The deeper problem is with what Johnson said when Devenport asked him what he wants to achieve in relation to the protocol: “What we’re doing is removing what I think of as the unnecessary protuberances and barriers that have grown up and we’re getting the barnacles off the thing and sandpapering it into shape.”

Mystic protoplasm

This is when you know Johnson is completely winging it. He lapses into a druggy word association game where sound replaces meaning. So “protocol” suggests “protuberance”. “Barrier” morphs into “barnacles”. The image of the border in the Irish Sea fires in his synapses some memory of boats being hauled onto land and the props being sandpapered to get the barnacles off. If the cameras had not been rolling, the sandpaper would have turned into a sandpiper and flown off with a barnacle goose into the mystic protoplasm of the global British future.
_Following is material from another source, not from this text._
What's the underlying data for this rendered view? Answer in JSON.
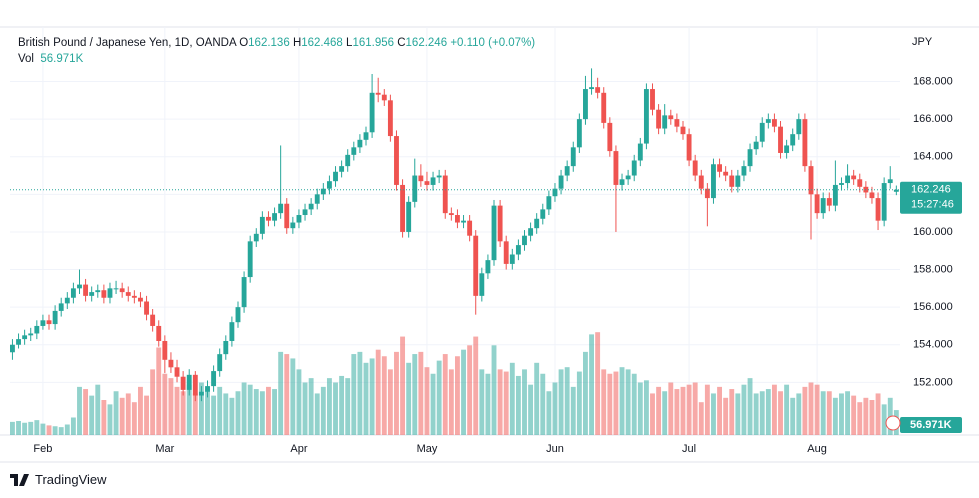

This is not some dude with a big bong writing awful poetry at three a.m. It is, to use the word Johnson has so much trouble with, “actually” the voice of the sovereign government of Northern Ireland. There are actual consequences for a society whose recovery from a traumatic conflict is still fragile and reversible.

The wreckage of a bus on fire on the Shankill Road in Belfast. Photograph: Liam McBurney/PA Wire.
The wreckage of a bus on fire on the Shankill Road in Belfast. Photograph: Liam McBurney/PA Wire.

And there is an actual threat. The point that Johnson was making in the interview is that if he can’t sandpaper the barnacles off the protuberances, “then frankly we’ll have to take further steps and we will.”

Effectively, he is threatening to break the withdrawal agreement and undermine the protocol. In itself, this is deplorable: to maintain the fiction that he did not create a border in the Irish Sea, he will continue to feed antagonisms and uncertainties on the unimportant side of that sea.

But what’s worse – and more dangerous – is that he doesn’t care enough to be able to articulate a comprehensible strategy. He will engage with the issues just long enough to spin a fabrication or two. After that, we’re all stuck in the audience at Boris’s tragedy improv.